Chalghoumi è sposato e ha 5 figli. Racconta che il suo «bisogno di conoscere la religione» è venuto fuori nel 1988: «In Algeria gli islamisti uccisero una donna e il suo bambino piccolo. Questo mi ha spinto a capire bene l'islam e l'islamismo». Il giudizio è netto: «Un islamista è un islamista. I Fratelli Musulmani sono sempre loro, con la loro ideologia, islam politico. Vogliono il potere usando la sharia, non sono gruppi pacifici. Chi fomenta il conflitto israelo-palestinese sono loro: Hamas è un gruppo terroristico. Gli Hezbollah sono come Fratelli Musulmani sciiti, stessa cosa Jabhat al-Nusra, e poi nello Yemen, in Tunisia e in Libia. Gruppi in collegamento coi Fratelli. Abbiamo visto i danni che hanno fatto in Egitto, nello Yemen, ovunque. Spero che presto l'Europa e l'Onu li considerino come un gruppo terroristico. È il momento». Hassen in Israele ha incontrato il premier Benjamin Netanyahu, il presidente Reuven Rivlin e il predecessore Shimon Peres, Nobel nel '94. «Ho avuto l'onore di portare cento imam al memoriale della Shoah». «Sono uomo di pace - dice - E il mio rapporto di pace con Israele lo pago». «Da anni - racconta - ricevo minacce di morte dal Daesh e fatwe anche da membri di Al Qaeda e di Hamas. Questo dimostra che il nostro discorso è più forte dell'odio. Io non posso stare in silenzio».

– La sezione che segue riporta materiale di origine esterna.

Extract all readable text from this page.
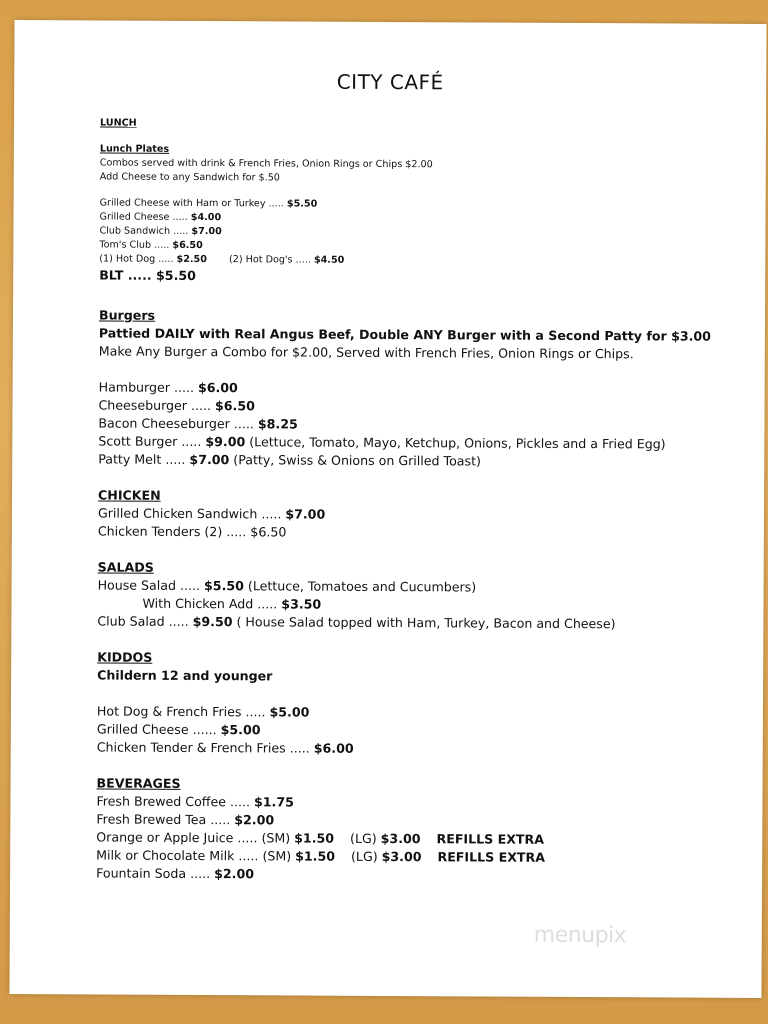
CITY CAFÉ
LUNCH
Lunch Plates
Combos served with drink & French Fries, Onion Rings or Chips $2.00
Add Cheese to any Sandwich for $.50
Grilled Cheese with Ham or Turkey ..... $5.50
Grilled Cheese ..... $4.00
Club Sandwich ..... $7.00
Tom's Club ..... $6.50
(1) Hot Dog ..... $2.50 (2) Hot Dog's ..... $4.50
BLT ..... $5.50
Burgers
Pattied DAILY with Real Angus Beef, Double ANY Burger with a Second Patty for $3.00
Make Any Burger a Combo for $2.00, Served with French Fries, Onion Rings or Chips.
Hamburger ..... $6.00
Cheeseburger ..... $6.50
Bacon Cheeseburger ..... $8.25
Scott Burger ..... $9.00 (Lettuce, Tomato, Mayo, Ketchup, Onions, Pickles and a Fried Egg)
Patty Melt ..... $7.00 (Patty, Swiss & Onions on Grilled Toast)
CHICKEN
Grilled Chicken Sandwich ..... $7.00
Chicken Tenders (2) ..... $6.50
SALADS
House Salad ..... $5.50 (Lettuce, Tomatoes and Cucumbers)
With Chicken Add ..... $3.50
Club Salad ..... $9.50 ( House Salad topped with Ham, Turkey, Bacon and Cheese)
KIDDOS
Childern 12 and younger
Hot Dog & French Fries ..... $5.00
Grilled Cheese ...... $5.00
Chicken Tender & French Fries ..... $6.00
BEVERAGES
Fresh Brewed Coffee ..... $1.75
Fresh Brewed Tea ..... $2.00
Orange or Apple Juice ..... (SM) $1.50 (LG) $3.00 REFILLS EXTRA
Milk or Chocolate Milk ..... (SM) $1.50 (LG) $3.00 REFILLS EXTRA
Fountain Soda ..... $2.00
menupix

Pochi giorni fa ha partecipato all'accensione dell'albero di Natale in piazza San Pietro, dove nel 2013 era già stato con altri imam. A Roma era accompagnato da Alessandro Bertoldi, direttore dell'Istituto Friedman e presidente dell'Alleanza per Israele. «Lo inviterò ancora - dice Bertoldi - Chalghoumi è una personalità eccezionale, ha messo la sua vita al servizio della pace, della democrazia e della libertà, e rischia la vita per difendere i nostri comuni valori dalla minaccia islamista e dal terrorismo».

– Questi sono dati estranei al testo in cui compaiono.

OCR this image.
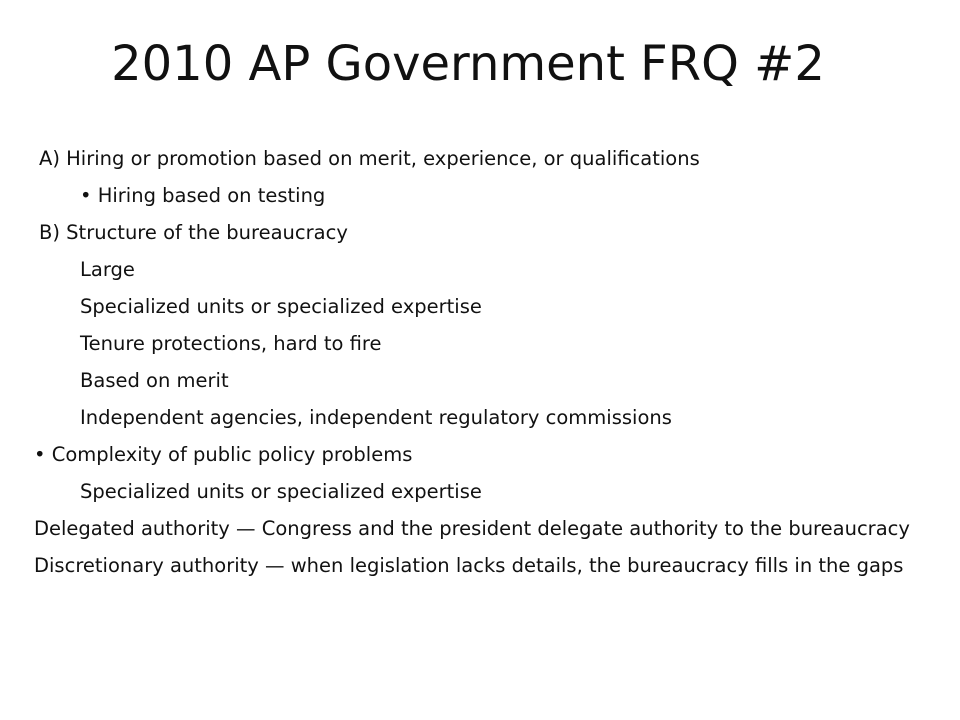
2010 AP Government FRQ #2
A) Hiring or promotion based on merit, experience, or qualifications
• Hiring based on testing
B) Structure of the bureaucracy
Large
Specialized units or specialized expertise
Tenure protections, hard to fire
Based on merit
Independent agencies, independent regulatory commissions
• Complexity of public policy problems
Specialized units or specialized expertise
Delegated authority — Congress and the president delegate authority to the bureaucracy
Discretionary authority — when legislation lacks details, the bureaucracy fills in the gaps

«L'islam - dice Chalghoumi - sarebbe religione di pace e amore. Rispettare il prossimo è rispettare la vita, invece l'islam politico la prende in ostaggio». «Io? Sono un musulmano repubblicano, credo nella Repubblica. Io ho vissuto nella repubblica tunisina e in Francia, dove la laicità separa la religione dal potere. Un musulmano deve adattarsi alla modernità, la religione non deve essere un ostacolo». Oggi, la sua voce sembra predicare nel deserto, ma Chalghoumi assicura: «Il 60% dei musulmani la pensa come me».

Però sa anche che ci vorrà molto tempo prima che questo suo islam illuminato abbia la meglio: «Anche il Cristianesimo ha avuto bisogno di tempo, ma pure l'islam troverà il suo posto».